Parallèlement, les études ayant évalué ces polypilules chez des sujets à haut risque ont décrit un bénéfice du traitement sur le contrôle des facteurs de risque et d’adhésion au traitement, mais les données à long terme montrant un bénéfice sur le taux d’évènements cardiovasculaires manquent encore.

Les différentes enquêtes conduites auprès des praticiens ont pu décrire les réticences à médicaliser la prévention primaire, l’incapacité à personnaliser le traitement et les craintes concernant les risques rapportés à ses bénéfices. Ceci est notamment vrai concernant l’aspirine, pour laquelle ce rapport n’est pas favorable en prévention primaire.

In fine , il n’existe pas d’essai clinique ayant décrit l’intérêt de ces polypilules en prévention primaire auprès d’une cohorte large, même si certains sont en cours et devraient délivrer prochainement leurs enseignements.

Polypilules en traitement de l’hypertension artérielle

Plusieurs publications ont montré que l’association libre de deux antihypertenseurs à faible dose offre une baisse de la pression artérielle comparable à celle apportée par chacun des deux traitements à dose standard pris en monothérapie.
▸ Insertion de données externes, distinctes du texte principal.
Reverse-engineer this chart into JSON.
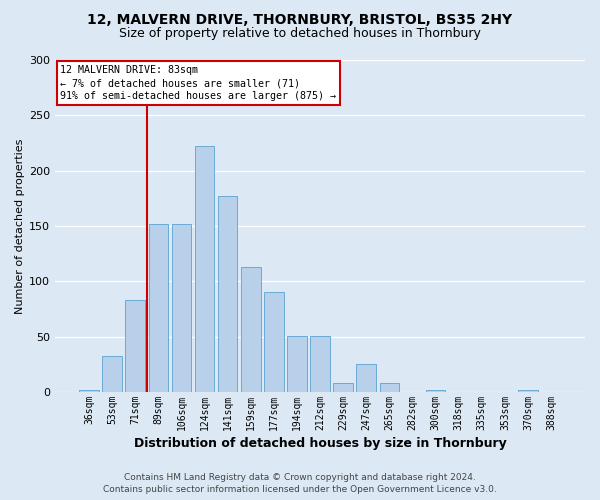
{
  "title1": "12, MALVERN DRIVE, THORNBURY, BRISTOL, BS35 2HY",
  "title2": "Size of property relative to detached houses in Thornbury",
  "xlabel": "Distribution of detached houses by size in Thornbury",
  "ylabel": "Number of detached properties",
  "bar_labels": [
    "36sqm",
    "53sqm",
    "71sqm",
    "89sqm",
    "106sqm",
    "124sqm",
    "141sqm",
    "159sqm",
    "177sqm",
    "194sqm",
    "212sqm",
    "229sqm",
    "247sqm",
    "265sqm",
    "282sqm",
    "300sqm",
    "318sqm",
    "335sqm",
    "353sqm",
    "370sqm",
    "388sqm"
  ],
  "bar_values": [
    2,
    33,
    83,
    152,
    152,
    222,
    177,
    113,
    90,
    51,
    51,
    8,
    25,
    8,
    0,
    2,
    0,
    0,
    0,
    2,
    0
  ],
  "bar_color": "#b8d0ea",
  "bar_edge_color": "#6aaad4",
  "bg_color": "#dce9f5",
  "grid_color": "#ffffff",
  "vline_color": "#cc0000",
  "vline_x_index": 2.5,
  "annotation_line1": "12 MALVERN DRIVE: 83sqm",
  "annotation_line2": "← 7% of detached houses are smaller (71)",
  "annotation_line3": "91% of semi-detached houses are larger (875) →",
  "annotation_box_color": "#ffffff",
  "annotation_box_edge": "#cc0000",
  "footer1": "Contains HM Land Registry data © Crown copyright and database right 2024.",
  "footer2": "Contains public sector information licensed under the Open Government Licence v3.0.",
  "ylim": [
    0,
    300
  ],
  "yticks": [
    0,
    50,
    100,
    150,
    200,
    250,
    300
  ],
  "title1_fontsize": 10,
  "title2_fontsize": 9,
  "ylabel_fontsize": 8,
  "xlabel_fontsize": 9,
  "tick_fontsize": 7,
  "footer_fontsize": 6.5
}
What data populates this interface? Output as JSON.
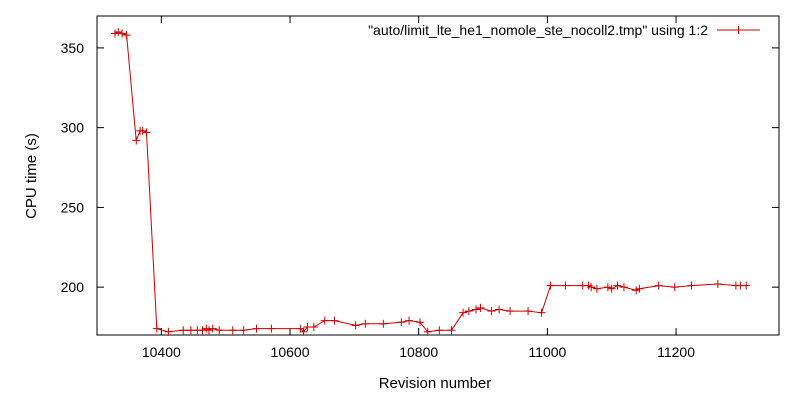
{
  "chart_data": {
    "type": "line",
    "title": "",
    "xlabel": "Revision number",
    "ylabel": "CPU time (s)",
    "xlim": [
      10300,
      11360
    ],
    "ylim": [
      170,
      370
    ],
    "x_ticks": [
      10400,
      10600,
      10800,
      11000,
      11200
    ],
    "y_ticks": [
      200,
      250,
      300,
      350
    ],
    "grid": false,
    "legend_position": "top-right",
    "colors": {
      "series": "#cc0000",
      "axes": "#000000",
      "background": "#ffffff"
    },
    "series": [
      {
        "name": "\"auto/limit_lte_he1_nomole_ste_nocoll2.tmp\" using 1:2",
        "marker": "plus",
        "x": [
          10328,
          10333,
          10339,
          10346,
          10361,
          10367,
          10371,
          10377,
          10393,
          10411,
          10434,
          10446,
          10456,
          10464,
          10470,
          10474,
          10480,
          10490,
          10511,
          10528,
          10548,
          10571,
          10616,
          10621,
          10627,
          10637,
          10654,
          10669,
          10702,
          10717,
          10745,
          10773,
          10785,
          10802,
          10814,
          10832,
          10851,
          10869,
          10878,
          10889,
          10896,
          10913,
          10925,
          10942,
          10970,
          10991,
          11005,
          11028,
          11055,
          11064,
          11068,
          11077,
          11094,
          11100,
          11109,
          11119,
          11138,
          11143,
          11173,
          11198,
          11224,
          11265,
          11293,
          11300,
          11309
        ],
        "y": [
          359,
          360,
          359,
          358,
          292,
          298,
          298,
          297,
          174,
          172,
          173,
          173,
          173,
          173,
          174,
          173,
          174,
          173,
          173,
          173,
          174,
          174,
          174,
          172,
          175,
          175,
          179,
          179,
          176,
          177,
          177,
          178,
          179,
          178,
          172,
          173,
          173,
          184,
          185,
          186,
          187,
          185,
          186,
          185,
          185,
          184,
          201,
          201,
          201,
          201,
          200,
          199,
          200,
          199,
          201,
          200,
          198,
          199,
          201,
          200,
          201,
          202,
          201,
          201,
          201
        ]
      }
    ]
  }
}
Par ailleurs, des études observationnelles ont montré que les associations fixes d’antihypertenseurs offrent un meilleur contrôle de l’hypertension artérielle (HTA) que les associations libres ou les monothérapies.
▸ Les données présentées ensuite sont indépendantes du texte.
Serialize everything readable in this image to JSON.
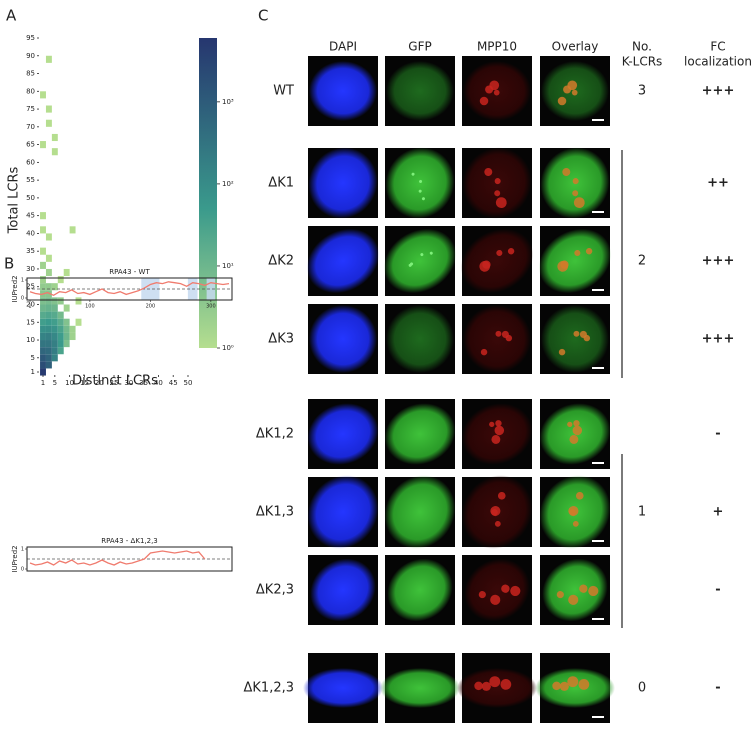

La tolérance des associations libres d'antihypertenseurs à faible dose semble équivalente à celle des monothérapies correspondantes menées à dose standard.

Enfin, les essais qui ont été menés à partir d’associations fixes d’antihypertenseurs décrivent une diminution de la pression artérielle supérieure à celle apportée par le traitement antihypertenseur habituel. Il semble que la tolérance de ces traitements soit bonne, potentiellement supérieure à celle des associations libres, mais les données restent encore insuffisantes pour conclure avec certitude sur le sujet.